Investor Relations (IR) is a strategic management responsibility that integrates finance, communication, marketing and securities law compliance to enable the most effective two-way communication between a company, the financial community, and other constituencies, which ultimately contributes to a company's securities achieving fair valuation. Usually this is handled by the public relations officer and he reports to the Chief Financial Officer or the Treasurer. This is also called Financial PR.
Investor Relations are important because depending on the positive or the negative image of the company , a number of parties directly or indirectly get affected.
Eg- Stakeholders, dealers, analysts , journalists etc.( there is a major difference between a analyst and a journalist. A journalist speaks to a spokesperson of the company usually whereas the analysts are a well informed groups who research the company through and through to keep the public( stock holders etc) informed.
There are two kinds of analysts- 1) Industry …2) Equity Industry analyst- keeps a track of various companies whereas Equity analysts write reports on companies and also keep track of equity so as to keep the investors informed.

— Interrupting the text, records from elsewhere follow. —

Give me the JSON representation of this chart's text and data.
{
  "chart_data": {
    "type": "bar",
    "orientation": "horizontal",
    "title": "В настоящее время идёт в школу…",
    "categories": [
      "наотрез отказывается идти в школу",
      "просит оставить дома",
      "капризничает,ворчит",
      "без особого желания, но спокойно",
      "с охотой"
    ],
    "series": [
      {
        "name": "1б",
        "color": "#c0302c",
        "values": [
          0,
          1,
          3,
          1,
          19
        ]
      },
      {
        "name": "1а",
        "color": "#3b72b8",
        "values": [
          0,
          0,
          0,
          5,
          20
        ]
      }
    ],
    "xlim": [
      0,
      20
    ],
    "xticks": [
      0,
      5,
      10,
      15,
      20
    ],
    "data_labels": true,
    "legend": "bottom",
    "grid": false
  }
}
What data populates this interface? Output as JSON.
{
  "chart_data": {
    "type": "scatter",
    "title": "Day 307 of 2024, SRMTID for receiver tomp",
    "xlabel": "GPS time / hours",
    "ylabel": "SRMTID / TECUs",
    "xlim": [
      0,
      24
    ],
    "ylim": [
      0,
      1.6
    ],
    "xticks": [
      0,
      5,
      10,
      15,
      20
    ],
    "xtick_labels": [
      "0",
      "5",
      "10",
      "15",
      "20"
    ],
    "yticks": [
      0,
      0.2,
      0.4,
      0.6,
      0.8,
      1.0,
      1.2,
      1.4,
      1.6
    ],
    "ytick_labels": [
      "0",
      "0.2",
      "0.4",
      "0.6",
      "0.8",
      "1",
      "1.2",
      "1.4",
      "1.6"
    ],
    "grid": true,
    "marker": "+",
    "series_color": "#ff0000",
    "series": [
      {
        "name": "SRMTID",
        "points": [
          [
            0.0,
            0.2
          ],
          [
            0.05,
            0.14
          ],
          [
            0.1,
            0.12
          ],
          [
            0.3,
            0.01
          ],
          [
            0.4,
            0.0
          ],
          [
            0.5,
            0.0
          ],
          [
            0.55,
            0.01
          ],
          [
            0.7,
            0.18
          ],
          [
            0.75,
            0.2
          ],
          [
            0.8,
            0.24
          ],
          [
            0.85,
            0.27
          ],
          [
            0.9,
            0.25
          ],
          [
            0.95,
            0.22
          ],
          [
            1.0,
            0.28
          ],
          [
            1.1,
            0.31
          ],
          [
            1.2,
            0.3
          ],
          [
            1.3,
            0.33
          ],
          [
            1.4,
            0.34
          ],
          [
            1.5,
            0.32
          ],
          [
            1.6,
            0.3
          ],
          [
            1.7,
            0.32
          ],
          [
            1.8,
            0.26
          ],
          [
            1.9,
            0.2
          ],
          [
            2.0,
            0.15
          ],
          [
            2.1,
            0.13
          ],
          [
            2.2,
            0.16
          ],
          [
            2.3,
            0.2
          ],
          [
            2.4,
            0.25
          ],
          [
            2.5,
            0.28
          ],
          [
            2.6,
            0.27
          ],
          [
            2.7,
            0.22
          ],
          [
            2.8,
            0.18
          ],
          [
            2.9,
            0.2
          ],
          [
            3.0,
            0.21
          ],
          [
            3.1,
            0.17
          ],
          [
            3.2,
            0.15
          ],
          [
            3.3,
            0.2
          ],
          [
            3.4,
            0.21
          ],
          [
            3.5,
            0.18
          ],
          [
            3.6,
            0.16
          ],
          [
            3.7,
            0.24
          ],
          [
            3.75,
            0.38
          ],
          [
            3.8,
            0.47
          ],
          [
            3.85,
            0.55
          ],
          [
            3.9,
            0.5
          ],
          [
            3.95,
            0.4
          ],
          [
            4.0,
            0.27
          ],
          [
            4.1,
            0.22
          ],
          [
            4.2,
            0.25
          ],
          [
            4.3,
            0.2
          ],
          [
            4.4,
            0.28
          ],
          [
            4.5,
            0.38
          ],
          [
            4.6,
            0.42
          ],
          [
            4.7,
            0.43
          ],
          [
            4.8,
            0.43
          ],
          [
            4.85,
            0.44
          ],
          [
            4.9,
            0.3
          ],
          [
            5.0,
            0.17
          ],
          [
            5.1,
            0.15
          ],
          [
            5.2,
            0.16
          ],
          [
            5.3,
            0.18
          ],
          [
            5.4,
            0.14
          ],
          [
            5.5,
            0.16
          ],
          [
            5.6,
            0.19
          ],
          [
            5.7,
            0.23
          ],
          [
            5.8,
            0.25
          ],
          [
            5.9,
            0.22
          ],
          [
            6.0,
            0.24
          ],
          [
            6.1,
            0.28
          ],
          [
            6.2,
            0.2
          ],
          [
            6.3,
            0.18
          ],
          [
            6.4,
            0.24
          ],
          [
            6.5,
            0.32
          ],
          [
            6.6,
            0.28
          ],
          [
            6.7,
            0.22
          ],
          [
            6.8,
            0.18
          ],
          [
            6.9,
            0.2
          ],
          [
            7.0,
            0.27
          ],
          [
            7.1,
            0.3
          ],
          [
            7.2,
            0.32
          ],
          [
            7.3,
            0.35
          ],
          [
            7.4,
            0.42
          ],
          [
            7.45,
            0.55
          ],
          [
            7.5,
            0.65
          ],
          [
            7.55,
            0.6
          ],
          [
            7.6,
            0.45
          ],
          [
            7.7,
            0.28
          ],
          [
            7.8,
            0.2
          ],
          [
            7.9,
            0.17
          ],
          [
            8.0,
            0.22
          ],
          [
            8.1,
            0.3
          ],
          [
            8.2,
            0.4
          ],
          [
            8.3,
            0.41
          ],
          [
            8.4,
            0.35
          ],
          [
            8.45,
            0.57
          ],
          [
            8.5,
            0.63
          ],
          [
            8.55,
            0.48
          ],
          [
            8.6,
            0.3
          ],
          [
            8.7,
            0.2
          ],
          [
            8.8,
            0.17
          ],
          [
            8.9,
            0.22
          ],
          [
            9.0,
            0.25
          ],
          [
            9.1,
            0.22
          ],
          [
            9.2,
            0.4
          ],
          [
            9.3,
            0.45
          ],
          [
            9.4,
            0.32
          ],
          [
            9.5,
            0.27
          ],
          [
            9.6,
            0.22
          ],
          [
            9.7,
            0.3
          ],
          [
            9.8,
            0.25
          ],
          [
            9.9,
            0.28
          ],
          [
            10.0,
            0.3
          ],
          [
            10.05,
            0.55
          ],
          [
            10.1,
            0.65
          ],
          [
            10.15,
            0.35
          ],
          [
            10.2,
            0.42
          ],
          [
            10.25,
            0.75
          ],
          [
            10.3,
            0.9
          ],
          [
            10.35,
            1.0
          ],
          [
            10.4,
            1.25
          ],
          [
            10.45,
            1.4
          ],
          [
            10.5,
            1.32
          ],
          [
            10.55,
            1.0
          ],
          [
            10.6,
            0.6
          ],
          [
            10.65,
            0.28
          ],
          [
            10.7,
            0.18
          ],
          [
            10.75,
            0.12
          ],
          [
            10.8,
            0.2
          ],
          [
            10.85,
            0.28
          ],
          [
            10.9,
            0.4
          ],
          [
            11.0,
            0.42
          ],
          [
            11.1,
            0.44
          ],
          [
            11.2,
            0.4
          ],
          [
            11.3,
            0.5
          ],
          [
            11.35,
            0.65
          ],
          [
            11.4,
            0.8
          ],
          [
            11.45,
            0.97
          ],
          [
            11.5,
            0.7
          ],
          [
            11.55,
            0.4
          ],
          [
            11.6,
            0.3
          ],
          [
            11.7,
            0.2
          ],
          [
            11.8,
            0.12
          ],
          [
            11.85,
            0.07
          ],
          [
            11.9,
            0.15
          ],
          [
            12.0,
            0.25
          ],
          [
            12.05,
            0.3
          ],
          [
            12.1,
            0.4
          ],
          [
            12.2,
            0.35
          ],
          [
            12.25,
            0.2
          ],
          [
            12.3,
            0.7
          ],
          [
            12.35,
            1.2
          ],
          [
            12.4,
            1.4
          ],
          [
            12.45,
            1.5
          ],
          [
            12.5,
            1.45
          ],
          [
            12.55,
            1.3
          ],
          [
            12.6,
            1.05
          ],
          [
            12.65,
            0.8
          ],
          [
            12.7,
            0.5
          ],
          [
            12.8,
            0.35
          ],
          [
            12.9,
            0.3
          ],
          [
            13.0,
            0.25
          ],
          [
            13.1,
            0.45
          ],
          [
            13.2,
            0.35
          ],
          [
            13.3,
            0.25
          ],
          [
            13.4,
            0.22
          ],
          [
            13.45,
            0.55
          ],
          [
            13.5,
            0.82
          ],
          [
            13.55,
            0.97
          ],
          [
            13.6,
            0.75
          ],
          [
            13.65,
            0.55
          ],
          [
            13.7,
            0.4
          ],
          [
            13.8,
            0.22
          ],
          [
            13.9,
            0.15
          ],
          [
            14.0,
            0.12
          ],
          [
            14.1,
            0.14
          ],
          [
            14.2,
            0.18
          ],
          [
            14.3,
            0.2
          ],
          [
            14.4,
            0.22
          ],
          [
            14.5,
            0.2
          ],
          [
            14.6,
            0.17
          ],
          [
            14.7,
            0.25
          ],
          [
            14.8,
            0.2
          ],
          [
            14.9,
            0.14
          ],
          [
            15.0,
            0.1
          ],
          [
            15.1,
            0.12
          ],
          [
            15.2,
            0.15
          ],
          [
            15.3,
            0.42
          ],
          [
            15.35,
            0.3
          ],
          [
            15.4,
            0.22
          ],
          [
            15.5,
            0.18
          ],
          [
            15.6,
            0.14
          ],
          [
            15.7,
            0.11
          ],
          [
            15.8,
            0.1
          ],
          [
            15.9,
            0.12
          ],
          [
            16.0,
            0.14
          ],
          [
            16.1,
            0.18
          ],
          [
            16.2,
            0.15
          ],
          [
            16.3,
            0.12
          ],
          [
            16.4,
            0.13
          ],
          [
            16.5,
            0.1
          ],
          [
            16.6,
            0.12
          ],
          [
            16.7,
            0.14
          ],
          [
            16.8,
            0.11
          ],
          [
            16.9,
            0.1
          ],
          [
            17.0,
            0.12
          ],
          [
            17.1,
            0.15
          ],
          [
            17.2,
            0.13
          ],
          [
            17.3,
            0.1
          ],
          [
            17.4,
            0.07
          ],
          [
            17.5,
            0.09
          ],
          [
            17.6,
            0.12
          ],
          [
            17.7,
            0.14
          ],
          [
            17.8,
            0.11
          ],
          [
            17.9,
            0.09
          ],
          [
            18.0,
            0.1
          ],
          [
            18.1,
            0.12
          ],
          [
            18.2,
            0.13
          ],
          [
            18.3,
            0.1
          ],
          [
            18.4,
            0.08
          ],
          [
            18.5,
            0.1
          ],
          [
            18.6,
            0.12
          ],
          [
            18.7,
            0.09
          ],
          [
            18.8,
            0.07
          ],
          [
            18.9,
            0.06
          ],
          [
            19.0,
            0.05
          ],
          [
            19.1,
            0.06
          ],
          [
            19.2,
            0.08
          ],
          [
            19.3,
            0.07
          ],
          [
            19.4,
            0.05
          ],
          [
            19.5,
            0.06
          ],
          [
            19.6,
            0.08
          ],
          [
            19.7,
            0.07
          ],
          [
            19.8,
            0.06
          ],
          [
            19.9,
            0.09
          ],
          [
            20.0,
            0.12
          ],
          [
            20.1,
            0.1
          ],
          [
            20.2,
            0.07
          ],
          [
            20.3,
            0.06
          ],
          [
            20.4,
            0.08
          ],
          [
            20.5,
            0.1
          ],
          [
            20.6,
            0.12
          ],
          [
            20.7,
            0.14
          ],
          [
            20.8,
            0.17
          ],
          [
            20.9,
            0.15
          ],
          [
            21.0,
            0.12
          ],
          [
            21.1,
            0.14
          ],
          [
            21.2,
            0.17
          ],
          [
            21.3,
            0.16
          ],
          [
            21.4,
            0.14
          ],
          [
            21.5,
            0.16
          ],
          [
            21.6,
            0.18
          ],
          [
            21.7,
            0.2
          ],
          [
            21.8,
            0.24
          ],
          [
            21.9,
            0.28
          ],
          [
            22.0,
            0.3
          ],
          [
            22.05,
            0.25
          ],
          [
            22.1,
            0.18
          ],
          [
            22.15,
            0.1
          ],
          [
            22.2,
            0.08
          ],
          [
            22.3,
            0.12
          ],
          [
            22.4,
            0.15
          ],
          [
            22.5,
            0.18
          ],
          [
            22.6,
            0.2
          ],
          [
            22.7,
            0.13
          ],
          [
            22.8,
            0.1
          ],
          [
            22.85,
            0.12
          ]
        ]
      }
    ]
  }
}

Hence it is very important that the relations with analysts be well maintained and a PR officer be well informed about the company as the analysts cover the following things - whether the company is worth investing in or not , changes, undertakings between company and analysts to keep investors well informed. It is very important to bridge gaps of any kind with one on one meetings with them and handle the image of the company and make sure that it is portrayed in a positive light. Every company grows and institutional investors should be given preference to as they are long term investors and the price of the shares highly depend on their buying and selling of shares.